Und Twardy? "Ein herausragender Verlagsmanager und Finanzexperte", lobt Rabe. Allerdings: Twardy steht wie kein Zweiter für den von Bertelsmann abgeschmetterten Buchholz-Kurs der Diversifizierung durch eine neu aufzubauende Sparte Fachinformation.

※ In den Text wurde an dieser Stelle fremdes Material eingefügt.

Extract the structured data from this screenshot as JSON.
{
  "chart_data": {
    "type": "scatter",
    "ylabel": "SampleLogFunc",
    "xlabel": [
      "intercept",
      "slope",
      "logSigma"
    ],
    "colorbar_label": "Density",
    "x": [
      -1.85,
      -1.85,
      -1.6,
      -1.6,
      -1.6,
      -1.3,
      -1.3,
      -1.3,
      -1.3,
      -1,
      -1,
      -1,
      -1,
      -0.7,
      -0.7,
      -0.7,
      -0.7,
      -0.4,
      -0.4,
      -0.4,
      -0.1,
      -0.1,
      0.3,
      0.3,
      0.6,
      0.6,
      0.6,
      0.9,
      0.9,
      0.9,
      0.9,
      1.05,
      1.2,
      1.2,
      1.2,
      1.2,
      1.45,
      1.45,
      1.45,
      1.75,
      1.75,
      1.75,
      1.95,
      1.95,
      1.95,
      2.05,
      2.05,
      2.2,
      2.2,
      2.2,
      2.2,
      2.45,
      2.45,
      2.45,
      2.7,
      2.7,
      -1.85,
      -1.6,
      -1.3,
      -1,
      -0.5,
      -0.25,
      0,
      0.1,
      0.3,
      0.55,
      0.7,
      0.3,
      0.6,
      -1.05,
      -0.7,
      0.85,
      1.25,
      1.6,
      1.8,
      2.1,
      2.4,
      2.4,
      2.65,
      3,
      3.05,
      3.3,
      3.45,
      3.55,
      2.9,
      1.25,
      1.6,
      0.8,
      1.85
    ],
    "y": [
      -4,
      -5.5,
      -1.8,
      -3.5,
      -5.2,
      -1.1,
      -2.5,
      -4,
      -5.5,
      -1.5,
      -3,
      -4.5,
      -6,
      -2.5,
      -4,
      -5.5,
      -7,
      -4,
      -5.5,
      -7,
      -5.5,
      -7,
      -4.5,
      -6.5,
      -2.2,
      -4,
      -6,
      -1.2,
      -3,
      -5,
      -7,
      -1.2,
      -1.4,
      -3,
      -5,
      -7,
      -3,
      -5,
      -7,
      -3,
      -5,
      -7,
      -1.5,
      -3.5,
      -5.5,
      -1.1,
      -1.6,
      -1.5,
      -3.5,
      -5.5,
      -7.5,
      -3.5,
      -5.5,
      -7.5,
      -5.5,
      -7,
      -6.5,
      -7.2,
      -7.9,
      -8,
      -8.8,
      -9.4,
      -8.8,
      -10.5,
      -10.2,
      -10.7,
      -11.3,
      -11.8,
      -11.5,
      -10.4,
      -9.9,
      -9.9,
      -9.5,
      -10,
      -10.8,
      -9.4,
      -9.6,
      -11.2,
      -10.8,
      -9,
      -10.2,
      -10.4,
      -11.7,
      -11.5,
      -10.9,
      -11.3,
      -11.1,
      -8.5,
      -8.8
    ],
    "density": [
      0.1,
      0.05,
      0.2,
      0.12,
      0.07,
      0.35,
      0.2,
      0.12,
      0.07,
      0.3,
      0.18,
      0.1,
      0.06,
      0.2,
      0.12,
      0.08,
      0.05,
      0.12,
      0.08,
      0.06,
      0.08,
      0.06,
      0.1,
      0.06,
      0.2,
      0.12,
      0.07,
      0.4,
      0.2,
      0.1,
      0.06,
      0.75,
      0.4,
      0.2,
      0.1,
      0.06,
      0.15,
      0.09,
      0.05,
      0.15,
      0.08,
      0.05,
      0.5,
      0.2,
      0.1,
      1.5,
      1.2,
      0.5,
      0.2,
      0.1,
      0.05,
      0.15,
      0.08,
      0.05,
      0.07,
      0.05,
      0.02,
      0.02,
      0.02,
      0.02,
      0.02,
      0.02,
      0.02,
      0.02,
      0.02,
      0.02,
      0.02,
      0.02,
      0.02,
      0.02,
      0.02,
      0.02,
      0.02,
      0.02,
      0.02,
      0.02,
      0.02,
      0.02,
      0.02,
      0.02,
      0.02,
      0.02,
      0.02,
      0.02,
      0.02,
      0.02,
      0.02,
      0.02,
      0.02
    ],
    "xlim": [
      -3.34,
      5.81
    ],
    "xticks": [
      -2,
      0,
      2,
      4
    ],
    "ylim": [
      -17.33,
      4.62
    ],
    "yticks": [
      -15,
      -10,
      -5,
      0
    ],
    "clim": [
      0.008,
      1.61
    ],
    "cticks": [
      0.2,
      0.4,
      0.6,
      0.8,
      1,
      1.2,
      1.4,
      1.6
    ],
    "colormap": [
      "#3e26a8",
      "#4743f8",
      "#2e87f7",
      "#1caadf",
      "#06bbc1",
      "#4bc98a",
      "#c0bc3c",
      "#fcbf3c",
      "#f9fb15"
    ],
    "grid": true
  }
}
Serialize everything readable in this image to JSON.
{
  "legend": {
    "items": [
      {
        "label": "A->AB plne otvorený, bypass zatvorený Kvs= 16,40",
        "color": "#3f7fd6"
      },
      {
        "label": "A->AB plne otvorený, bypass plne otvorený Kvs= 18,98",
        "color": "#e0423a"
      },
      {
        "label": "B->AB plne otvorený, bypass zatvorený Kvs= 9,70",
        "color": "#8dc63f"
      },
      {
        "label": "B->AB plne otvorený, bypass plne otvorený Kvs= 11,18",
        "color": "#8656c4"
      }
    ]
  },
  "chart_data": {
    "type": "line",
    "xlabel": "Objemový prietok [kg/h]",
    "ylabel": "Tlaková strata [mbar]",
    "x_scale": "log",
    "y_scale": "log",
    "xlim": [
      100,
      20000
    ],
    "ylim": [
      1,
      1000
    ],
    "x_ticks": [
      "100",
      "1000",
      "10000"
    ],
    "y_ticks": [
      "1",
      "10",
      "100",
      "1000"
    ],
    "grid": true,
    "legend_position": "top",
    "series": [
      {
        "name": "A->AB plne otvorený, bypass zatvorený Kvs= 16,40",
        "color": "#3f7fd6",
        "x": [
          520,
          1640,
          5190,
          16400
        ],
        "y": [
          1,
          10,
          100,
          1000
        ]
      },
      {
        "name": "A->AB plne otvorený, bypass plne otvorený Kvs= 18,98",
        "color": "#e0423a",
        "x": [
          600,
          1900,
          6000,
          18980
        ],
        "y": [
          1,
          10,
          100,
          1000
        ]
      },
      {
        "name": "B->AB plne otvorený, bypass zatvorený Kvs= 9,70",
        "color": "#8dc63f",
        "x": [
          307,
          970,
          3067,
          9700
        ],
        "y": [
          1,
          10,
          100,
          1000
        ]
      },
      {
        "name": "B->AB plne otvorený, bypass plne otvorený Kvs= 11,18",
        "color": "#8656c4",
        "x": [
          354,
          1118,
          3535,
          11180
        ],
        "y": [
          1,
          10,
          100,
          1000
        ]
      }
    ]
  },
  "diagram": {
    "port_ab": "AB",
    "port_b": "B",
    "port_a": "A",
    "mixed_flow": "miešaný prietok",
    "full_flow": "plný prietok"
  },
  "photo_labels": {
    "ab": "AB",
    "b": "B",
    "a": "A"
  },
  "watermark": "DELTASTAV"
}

In beiden, in Klein und Twardy, sehen die Gesellschafter offenbar eher Verlagsmanager alter Schule - in positiver wie in negativer Konnotation -, denen sie wohl nicht zutrauen, die Transformation der G+J-Inhaltegeschäfte in die digitale Welt mit nach vorne zu treiben. "Wir sind der Auffassung, dass die Transformation zu einem auch digital führenden Medienunternehmen eine inhaltliche und personelle Neuordnung des Managements erfordert", so Rabe.
Und dann lobt Rabe die neue CEO Julia Jäkel: Sie habe über die letzten Monate bewiesen, "dass sie mit Entscheidungs- und Gestaltungsfreude wichtige Veränderungen umsetzt - und dass sie mit hoher Glaubwürdigkeit für die publizistischen Werte von Gruner + Jahr steht".